Reporting and Analytics To assess the effectiveness of the CMS, you need to understand how it is being used and which certifications are most frequently requested. A certification management system should provide adequate reporting and analytics to help you understand user activity and identify even minute discrepancies.
In addition to activity tracking, the data gathered from a CMS can provide valuable insight into cost savings. By comparing the estimated cost of manually managing the process against the cost of the CMS, you can determine both the tangible and intangible benefits of the system.
Security and Compliance When a CMS stores sensitive data, like Personally Identifiable Information (PII) or Protected Health Information (PHI), it’s important to make sure it’s compliant with industry regulations. A CMS should include security measures like encryption, user authentication, and access control so you can trust that your data remains secure.
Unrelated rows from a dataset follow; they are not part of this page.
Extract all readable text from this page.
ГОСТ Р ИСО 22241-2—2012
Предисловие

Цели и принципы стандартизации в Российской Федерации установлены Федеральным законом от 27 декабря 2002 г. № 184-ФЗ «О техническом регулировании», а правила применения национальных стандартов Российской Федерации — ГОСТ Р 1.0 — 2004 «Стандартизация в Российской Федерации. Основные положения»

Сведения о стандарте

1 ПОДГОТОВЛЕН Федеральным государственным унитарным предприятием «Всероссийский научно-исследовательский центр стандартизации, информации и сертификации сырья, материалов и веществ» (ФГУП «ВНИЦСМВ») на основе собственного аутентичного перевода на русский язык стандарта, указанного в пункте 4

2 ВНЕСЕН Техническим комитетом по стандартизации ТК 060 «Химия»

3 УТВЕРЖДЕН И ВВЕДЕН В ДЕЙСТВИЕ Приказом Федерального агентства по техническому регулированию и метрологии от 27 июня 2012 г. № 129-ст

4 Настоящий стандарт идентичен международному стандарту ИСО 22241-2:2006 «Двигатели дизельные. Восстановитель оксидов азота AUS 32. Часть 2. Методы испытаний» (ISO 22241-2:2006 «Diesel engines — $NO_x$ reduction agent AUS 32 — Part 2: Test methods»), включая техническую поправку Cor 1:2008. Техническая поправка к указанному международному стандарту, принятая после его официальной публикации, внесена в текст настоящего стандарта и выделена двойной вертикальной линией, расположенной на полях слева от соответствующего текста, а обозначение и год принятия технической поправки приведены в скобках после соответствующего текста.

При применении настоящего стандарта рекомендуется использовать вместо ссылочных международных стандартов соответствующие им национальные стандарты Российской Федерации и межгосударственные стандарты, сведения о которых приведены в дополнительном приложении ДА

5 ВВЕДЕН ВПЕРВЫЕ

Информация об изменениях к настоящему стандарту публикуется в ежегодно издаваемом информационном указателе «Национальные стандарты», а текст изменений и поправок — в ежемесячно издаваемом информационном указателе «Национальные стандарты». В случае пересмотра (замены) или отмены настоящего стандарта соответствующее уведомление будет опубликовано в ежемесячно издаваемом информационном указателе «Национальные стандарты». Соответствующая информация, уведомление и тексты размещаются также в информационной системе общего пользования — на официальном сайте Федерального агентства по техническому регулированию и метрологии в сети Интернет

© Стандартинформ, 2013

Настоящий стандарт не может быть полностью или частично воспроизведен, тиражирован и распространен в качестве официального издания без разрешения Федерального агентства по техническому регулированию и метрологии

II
The Future When assessing a CMS, it’s important to consider how it will be able to handle any future changes. The CMS should be able to support the addition of new certifications and standards, while accounting for any updates or changes.
Overall, taking the time to thoroughly evaluate a certification management system before investing in and implementing it can help ensure that your organization is getting the most out of its technology. With the right CMS, you can streamline the certification process, better protect sensitive data, generate accurate and actionable analytics, and ensure your organization is always compliant with industry regulations.